The US presidential election became the biggest betting event of 2020 by a huge margin after bookmakers took more than £1 billion on the outcome. Betfair reported that customers matched around £400 million worth of wagers on the battle for the White House.
Last week the exchange said the election was already bigger than the World Cup final, the Super Bowl, the Grand National and Mayweather vs. McGregor combined. The handle continued to soar in the build-up, hitting £271 million with two days to go and then surging towards £400 million.
On Sunday, a Betfair customer wagered £1 million on Joe Biden prevailing at odds of 1.54, resulting in a a £540,000 profit after networks declared him to be the winner this weekend. Betfair spokesman Sam Rosbottom said it was the biggest political bet that the exchange had ever matched, but it also took a large number of smaller bets to push the total handle to record levels.
Joe Biden became the presumptive nominee for the Democrats after securing a string of victories over Bernie Sanders in the spring. He was initially installed as the clear underdog, while President Trump was the odds-on favourite to win a second term.
However, the Covid-19 pandemic then swept across the country and lockdowns ravaged the economy. Biden then became the odds-on favourite, and held that status for most of the year.
Trump then gained a boost in August. Black Lives Matter protests had raged across the country, and they erupted again after police in Wisconsin shot a 29-year-old African American man called Jacob Blake in the back. The president launched a “law and order” campaign, and bookmakers responded by slashing the odds on him securing re-election.
By the start of September, Biden had drifted back out to even money, and Trump was odds-on with several betting sites. That would have been a great time to back the former vice president.
They locked horns in the first presidential debate on September 29, and Trump delivered a chaotic performance. He never recovered. The odds on Biden continued to shorten in the ensuing weeks. By the eve of the election, the best price you could find on Biden was 4/7 at William Hill, and most sites had him at 1/2, whereas Trump was out at 2/1.
However, Trump performed far better than expected. By the following morning, he had built up a healthy margin in several key swing states. Biden went out to 2/1, while Trump was the clear favourite.
Yet there was another twist in the tale. Trump had urged his supporters to avoid mail ballots, urging them to vote in person instead, whereas the Democrats had actively encouraged mail voting. Most states counted in-person votes first, so Biden began chipping away at Trump’s lead when the mail votes were counted. The writing was on the wall, and by Thursday morning he was priced at just 1/9 to win, but anyone that bet on him on Wednesday morning would have been laughing all the way to the bank.

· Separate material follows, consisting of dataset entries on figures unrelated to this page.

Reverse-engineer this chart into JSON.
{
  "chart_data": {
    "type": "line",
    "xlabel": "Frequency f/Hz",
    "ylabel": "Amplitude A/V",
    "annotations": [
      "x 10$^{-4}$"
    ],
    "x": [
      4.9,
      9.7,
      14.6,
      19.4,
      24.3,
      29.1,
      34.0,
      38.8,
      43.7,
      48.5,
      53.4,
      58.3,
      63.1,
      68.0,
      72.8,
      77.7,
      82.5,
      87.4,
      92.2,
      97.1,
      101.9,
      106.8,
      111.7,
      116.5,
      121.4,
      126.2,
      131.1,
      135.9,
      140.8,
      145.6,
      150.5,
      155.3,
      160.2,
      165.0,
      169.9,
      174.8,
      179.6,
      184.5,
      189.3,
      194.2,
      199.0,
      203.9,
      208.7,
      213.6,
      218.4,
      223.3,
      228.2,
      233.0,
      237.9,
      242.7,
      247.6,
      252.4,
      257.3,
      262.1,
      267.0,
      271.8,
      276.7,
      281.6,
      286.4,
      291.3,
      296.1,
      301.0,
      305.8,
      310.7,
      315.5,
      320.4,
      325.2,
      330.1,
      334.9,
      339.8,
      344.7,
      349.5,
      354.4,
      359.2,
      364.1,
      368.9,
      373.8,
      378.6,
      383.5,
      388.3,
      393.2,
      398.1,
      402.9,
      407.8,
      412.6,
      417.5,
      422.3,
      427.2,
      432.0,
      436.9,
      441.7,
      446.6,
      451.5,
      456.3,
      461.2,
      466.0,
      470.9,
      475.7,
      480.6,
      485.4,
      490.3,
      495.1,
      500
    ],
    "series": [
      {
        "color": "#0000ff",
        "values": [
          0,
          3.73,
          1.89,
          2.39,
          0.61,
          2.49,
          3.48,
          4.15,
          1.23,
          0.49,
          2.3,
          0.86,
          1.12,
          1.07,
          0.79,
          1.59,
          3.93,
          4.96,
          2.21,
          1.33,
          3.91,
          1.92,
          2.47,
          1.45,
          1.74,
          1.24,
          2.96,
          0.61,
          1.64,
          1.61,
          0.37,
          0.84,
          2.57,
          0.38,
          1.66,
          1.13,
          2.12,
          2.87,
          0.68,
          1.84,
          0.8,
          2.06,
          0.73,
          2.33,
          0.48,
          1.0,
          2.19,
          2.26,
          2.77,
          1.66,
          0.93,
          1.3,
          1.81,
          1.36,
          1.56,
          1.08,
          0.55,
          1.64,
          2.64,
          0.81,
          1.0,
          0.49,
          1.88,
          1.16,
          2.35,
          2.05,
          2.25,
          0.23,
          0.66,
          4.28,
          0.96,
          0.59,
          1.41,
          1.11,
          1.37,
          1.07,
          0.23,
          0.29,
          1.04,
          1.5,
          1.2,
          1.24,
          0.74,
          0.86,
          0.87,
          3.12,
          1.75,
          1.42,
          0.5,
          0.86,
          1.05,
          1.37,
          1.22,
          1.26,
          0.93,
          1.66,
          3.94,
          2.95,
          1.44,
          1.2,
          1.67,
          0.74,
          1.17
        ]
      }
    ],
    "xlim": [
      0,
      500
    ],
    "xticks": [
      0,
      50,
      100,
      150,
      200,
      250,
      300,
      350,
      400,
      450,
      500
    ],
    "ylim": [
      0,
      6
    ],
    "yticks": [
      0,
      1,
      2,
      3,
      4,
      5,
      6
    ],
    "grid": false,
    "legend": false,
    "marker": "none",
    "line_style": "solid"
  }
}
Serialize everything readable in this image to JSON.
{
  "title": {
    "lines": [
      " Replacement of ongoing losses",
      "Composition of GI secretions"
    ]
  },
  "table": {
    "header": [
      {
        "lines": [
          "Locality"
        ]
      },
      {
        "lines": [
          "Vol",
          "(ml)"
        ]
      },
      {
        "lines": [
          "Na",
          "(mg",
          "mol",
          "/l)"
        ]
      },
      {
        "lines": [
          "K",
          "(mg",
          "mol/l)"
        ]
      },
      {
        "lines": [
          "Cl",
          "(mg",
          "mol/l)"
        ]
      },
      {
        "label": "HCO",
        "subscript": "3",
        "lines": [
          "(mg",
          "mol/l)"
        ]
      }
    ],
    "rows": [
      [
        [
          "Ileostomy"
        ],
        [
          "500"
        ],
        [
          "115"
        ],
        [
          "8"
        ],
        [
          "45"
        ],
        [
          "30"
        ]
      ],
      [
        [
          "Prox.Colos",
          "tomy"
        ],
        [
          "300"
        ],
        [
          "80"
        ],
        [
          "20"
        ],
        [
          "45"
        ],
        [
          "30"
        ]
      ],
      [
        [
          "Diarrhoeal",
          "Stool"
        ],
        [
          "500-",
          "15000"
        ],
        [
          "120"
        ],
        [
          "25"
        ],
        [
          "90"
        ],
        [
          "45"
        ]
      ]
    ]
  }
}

Ladbrokes Coral owner GVC said the bettors wagered twice as much on the election as they did in 2016, when Trump beat Hillary Clinton. “This is a huge market,” said Matthew
Shaddick, head of political betting, in an AFP interview. “It is twice as big as 2016, easily making it the biggest political event ever. It might be the biggest ever market on anything pretty much and outstrip football worldwide. I guess a billion pounds is being bet.”
Shaddick reported that 70% of bets at Ladbrokes, Coral, Bwin and Sportingbet went on Trump, despite his underdog status. He said the level of confidence in him winning was “astonishing”.
“A whole new universe of bettors won last time,” said Shaddick. “These are people who go for their gut feelings and instincts. They believe there are millions of shy Trump voters.” Yet that confidence ultimately proved unfounded, making it a great result for GVC.
William Hill said it also expects the election to be its biggest event of the year, following the cancellation of money-spinners such as the Grand National due to Covid-19. “The figures are simply astounding,” said international spokesman Rupert Adams.
He added that the huge handle was a result of Trump’s colourful personality. “There is no doubt the fact he is such a colourful character makes it appealing for people who would otherwise be uninterested,” said Adams. “If it was Jeb Bush versus Biden, we would be taking a third of the turnover.”